Je l’utilisais quand j’étais enfant, vers dix ans. J’adorais aller aux parfumeries demander des échantillons, c’était mon passe-temps. Dans les années 80, on recevait les flacons originaux en miniature et je les collectionnais vides, mais je ne pouvais pas me passer de ceux que j’aimais. Un jour, ce parfum très floral mais intense est arrivé chez moi et s’est gravé dans ma mémoire. Quelle dommage qu’il ne soit plus fabriqué.
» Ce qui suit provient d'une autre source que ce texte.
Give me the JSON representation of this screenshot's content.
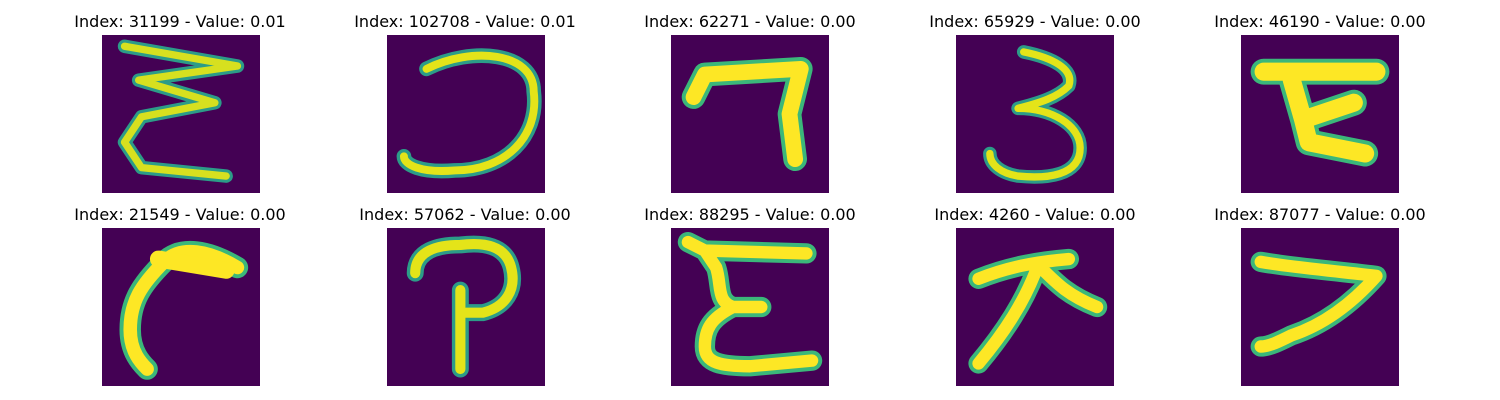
{
  "figure": {
    "colormap": "viridis",
    "background_color": "#440154",
    "panels": [
      {
        "title": "Index: 31199 - Value: 0.01",
        "glyph": "stacked-epsilon-zigzag"
      },
      {
        "title": "Index: 102708 - Value: 0.01",
        "glyph": "reversed-c-curve"
      },
      {
        "title": "Index: 62271 - Value: 0.00",
        "glyph": "seven-like-hook"
      },
      {
        "title": "Index: 65929 - Value: 0.00",
        "glyph": "digit-three"
      },
      {
        "title": "Index: 46190 - Value: 0.00",
        "glyph": "bar-with-k-leg"
      },
      {
        "title": "Index: 21549 - Value: 0.00",
        "glyph": "curved-hook"
      },
      {
        "title": "Index: 57062 - Value: 0.00",
        "glyph": "p-like-stroke"
      },
      {
        "title": "Index: 88295 - Value: 0.00",
        "glyph": "epsilon-e"
      },
      {
        "title": "Index: 4260 - Value: 0.00",
        "glyph": "arrow-strokes"
      },
      {
        "title": "Index: 87077 - Value: 0.00",
        "glyph": "seven-diagonal"
      }
    ]
  }
}
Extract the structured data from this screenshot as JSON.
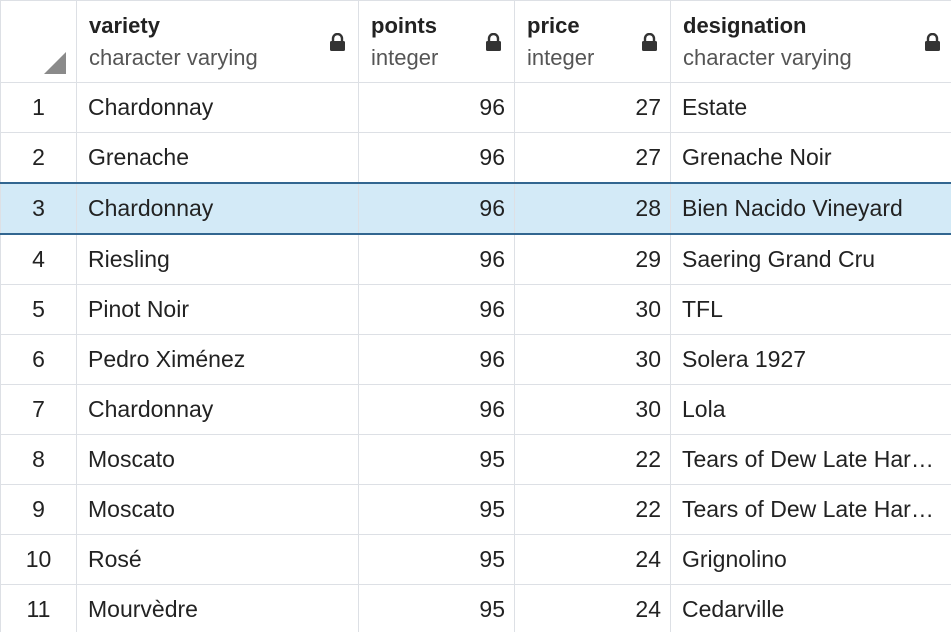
{
  "columns": [
    {
      "name": "variety",
      "type": "character varying"
    },
    {
      "name": "points",
      "type": "integer"
    },
    {
      "name": "price",
      "type": "integer"
    },
    {
      "name": "designation",
      "type": "character varying"
    }
  ],
  "rows": [
    {
      "n": "1",
      "variety": "Chardonnay",
      "points": "96",
      "price": "27",
      "designation": "Estate"
    },
    {
      "n": "2",
      "variety": "Grenache",
      "points": "96",
      "price": "27",
      "designation": "Grenache Noir"
    },
    {
      "n": "3",
      "variety": "Chardonnay",
      "points": "96",
      "price": "28",
      "designation": "Bien Nacido Vineyard"
    },
    {
      "n": "4",
      "variety": "Riesling",
      "points": "96",
      "price": "29",
      "designation": "Saering Grand Cru"
    },
    {
      "n": "5",
      "variety": "Pinot Noir",
      "points": "96",
      "price": "30",
      "designation": "TFL"
    },
    {
      "n": "6",
      "variety": "Pedro Ximénez",
      "points": "96",
      "price": "30",
      "designation": "Solera 1927"
    },
    {
      "n": "7",
      "variety": "Chardonnay",
      "points": "96",
      "price": "30",
      "designation": "Lola"
    },
    {
      "n": "8",
      "variety": "Moscato",
      "points": "95",
      "price": "22",
      "designation": "Tears of Dew Late Har…"
    },
    {
      "n": "9",
      "variety": "Moscato",
      "points": "95",
      "price": "22",
      "designation": "Tears of Dew Late Har…"
    },
    {
      "n": "10",
      "variety": "Rosé",
      "points": "95",
      "price": "24",
      "designation": "Grignolino"
    },
    {
      "n": "11",
      "variety": "Mourvèdre",
      "points": "95",
      "price": "24",
      "designation": "Cedarville"
    }
  ],
  "selected_row": 2,
  "icons": {
    "header": "lock-icon",
    "corner": "select-all-icon"
  },
  "colors": {
    "selected_bg": "#d3eaf7",
    "selected_border": "#326690",
    "grid": "#dde0e5"
  }
}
Je l’ai utilisée pendant mon enfance, vers 10 ans. Je me souviens aller dans différentes parfumeries demander des échantillons dans mon temps libre ; c’était mon passe-temps favori. À l’époque des années 80, on nous donnait les flacons originaux en miniature, vides bien sûr, car il m’était impossible de ne pas utiliser ceux que j’aimais. Un jour, ce parfum est tombé entre mes mains. Une odeur très florale mais à la fois intense. Il s’est gravé dans ma mémoire… C’est dommage qu’il ne soit plus fabriqué.
J’ai utilisé cette fragrance quand j’étais adolescente. L’odeur que je me souviens est celle de fleurs blanches, une odeur fine, qui me rappelle le parfum Beauty de Calvin Klein. Il avait une tenue excellente. C’est dommage qu’il ne soit plus commercialisé.